The most tragic finding was a reinforcement of the fact that not only were there too few lifeboats on board, but those that were used for passengers to escape the doomed ship were not filled to capacity.  "The average lifeboat was only filled to a 61% capacity," Halperin said, noting, for example that the group found one lifeboat ferrying only 35 people when it could have held 57.

The new verified outcome of passengers stands at 1,496 lost and only 712 saved. One of the major problems with rescue was that the number of required lifeboats was based on "woefully inadequate" rules from the 1880s which never envisioned the increased passenger capacity of early 20th Century cruise ships. "Clearly, there was never enough lifeboats and life rafts for the passengers and the crew," Halperin said.

"One of the major tragedies of the disaster was that not all classes were treated equally," he added. The poorer passengers in 3rd class died in disproportionate numbers to those in 1st and 2nd class. Halperin said that while only 6.4% of the higher paying passengers did not survive, that percentage was 52.9 in steerage. The main reasons for the discrepancy were locked gates and guards who refused to let the steerage passengers come up on deck.

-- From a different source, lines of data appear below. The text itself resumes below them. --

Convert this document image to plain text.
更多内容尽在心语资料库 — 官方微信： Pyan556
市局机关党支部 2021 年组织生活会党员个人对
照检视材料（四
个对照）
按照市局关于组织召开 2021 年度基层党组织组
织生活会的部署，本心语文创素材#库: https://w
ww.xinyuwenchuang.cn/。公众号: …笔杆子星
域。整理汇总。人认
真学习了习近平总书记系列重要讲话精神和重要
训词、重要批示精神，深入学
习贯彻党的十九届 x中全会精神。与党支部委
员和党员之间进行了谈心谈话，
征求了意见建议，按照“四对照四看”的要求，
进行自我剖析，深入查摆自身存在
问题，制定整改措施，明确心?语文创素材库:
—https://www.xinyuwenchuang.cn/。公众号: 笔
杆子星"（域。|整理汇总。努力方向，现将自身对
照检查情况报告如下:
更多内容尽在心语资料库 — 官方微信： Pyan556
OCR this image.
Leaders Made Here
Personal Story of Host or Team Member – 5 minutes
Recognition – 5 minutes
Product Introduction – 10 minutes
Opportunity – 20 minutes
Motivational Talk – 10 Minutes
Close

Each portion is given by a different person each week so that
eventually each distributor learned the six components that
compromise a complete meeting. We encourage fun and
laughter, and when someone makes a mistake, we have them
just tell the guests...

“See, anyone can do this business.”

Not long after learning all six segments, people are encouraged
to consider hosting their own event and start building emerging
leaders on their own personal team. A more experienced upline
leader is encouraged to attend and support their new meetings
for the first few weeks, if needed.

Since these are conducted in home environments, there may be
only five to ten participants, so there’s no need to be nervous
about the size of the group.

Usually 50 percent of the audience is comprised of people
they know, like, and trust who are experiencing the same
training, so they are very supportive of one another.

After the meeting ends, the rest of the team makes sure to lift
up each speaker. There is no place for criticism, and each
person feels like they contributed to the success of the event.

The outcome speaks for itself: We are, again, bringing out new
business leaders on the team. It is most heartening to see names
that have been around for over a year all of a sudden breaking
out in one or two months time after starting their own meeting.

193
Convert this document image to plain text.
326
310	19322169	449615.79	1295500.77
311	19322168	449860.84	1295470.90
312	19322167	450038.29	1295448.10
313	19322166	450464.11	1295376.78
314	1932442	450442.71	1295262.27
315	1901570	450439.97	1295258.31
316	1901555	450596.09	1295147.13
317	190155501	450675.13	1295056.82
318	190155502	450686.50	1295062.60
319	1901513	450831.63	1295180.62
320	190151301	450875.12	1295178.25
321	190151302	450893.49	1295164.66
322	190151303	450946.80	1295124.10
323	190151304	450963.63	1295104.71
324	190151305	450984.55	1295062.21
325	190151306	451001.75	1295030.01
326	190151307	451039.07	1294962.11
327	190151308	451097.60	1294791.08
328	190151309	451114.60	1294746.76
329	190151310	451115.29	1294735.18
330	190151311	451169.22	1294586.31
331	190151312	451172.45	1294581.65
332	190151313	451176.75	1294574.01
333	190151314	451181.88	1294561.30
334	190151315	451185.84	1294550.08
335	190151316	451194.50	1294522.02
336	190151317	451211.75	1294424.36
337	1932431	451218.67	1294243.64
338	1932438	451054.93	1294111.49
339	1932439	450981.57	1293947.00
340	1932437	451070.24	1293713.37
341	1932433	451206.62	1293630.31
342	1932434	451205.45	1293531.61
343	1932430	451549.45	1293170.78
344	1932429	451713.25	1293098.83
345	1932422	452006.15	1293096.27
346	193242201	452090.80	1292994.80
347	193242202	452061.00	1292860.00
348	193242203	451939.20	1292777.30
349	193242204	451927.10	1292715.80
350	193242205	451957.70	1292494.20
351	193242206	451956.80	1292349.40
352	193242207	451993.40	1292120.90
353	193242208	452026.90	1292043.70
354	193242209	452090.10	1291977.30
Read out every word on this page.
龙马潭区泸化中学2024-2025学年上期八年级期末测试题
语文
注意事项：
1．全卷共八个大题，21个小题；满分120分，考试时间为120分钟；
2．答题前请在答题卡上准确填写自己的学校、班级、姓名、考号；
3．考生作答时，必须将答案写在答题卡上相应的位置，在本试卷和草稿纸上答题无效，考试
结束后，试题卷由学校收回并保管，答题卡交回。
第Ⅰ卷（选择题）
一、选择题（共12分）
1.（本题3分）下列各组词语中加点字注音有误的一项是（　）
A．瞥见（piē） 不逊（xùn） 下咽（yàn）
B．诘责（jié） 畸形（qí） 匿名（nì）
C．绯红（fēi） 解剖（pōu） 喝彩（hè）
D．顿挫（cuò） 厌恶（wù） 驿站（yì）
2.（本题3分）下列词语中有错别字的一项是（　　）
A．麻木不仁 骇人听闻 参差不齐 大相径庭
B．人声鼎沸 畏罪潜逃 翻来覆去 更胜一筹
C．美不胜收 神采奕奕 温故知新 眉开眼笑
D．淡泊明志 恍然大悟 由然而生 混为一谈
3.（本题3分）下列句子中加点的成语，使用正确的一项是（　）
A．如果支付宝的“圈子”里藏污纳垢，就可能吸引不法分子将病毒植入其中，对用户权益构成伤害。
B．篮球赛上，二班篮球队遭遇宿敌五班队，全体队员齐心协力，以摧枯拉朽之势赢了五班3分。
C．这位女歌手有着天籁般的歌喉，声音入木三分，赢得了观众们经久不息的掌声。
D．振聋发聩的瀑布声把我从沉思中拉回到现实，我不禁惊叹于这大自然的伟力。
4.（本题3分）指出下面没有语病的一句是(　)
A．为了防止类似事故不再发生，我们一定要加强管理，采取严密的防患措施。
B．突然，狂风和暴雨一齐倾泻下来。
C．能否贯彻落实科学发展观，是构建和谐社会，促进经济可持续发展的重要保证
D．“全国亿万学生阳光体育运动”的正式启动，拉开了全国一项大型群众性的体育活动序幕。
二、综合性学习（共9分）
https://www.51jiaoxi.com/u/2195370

Other new or revised findings included:
  • there were actually 55 seconds between the 1st lookout report of the iceberg and the striking, not the 30 seconds initially reported
  •  the ship was filled with water as the result of 5 broken seams, not a 300-foot gash as was originally thought.
  • the ship did indeed break into 2 parts before sinking
  • the ship would have survived if only 4 compartments had been filled with water; it was unable to handle 5 filled compartments
  • the ship was not weak structurally and was not thought by its builders to be unsinkable. "They knew there was no such thing as an unsinkable ship," Halperin said. "Nobody could ever imagine something that would open up 5 compartments."
Tales, Tidbits, and Tips
Halperin's talk, which was accompanied by a host of detailed slides, photos and animations, was only the 1st of a series of programs at the Archives dealing with the Titanic. On April 13,  Julie Hedgepeth Williams will discuss her book: A Rare Titanic Family: The Caldwells' Story of Survival." The following day, there will be a free showing of the classic film A Night to Remember based on the sinking. The Archives is also featuring a collection of artifacts from The Titanic collected as part of the 1912 hearings in Washington about the sinking.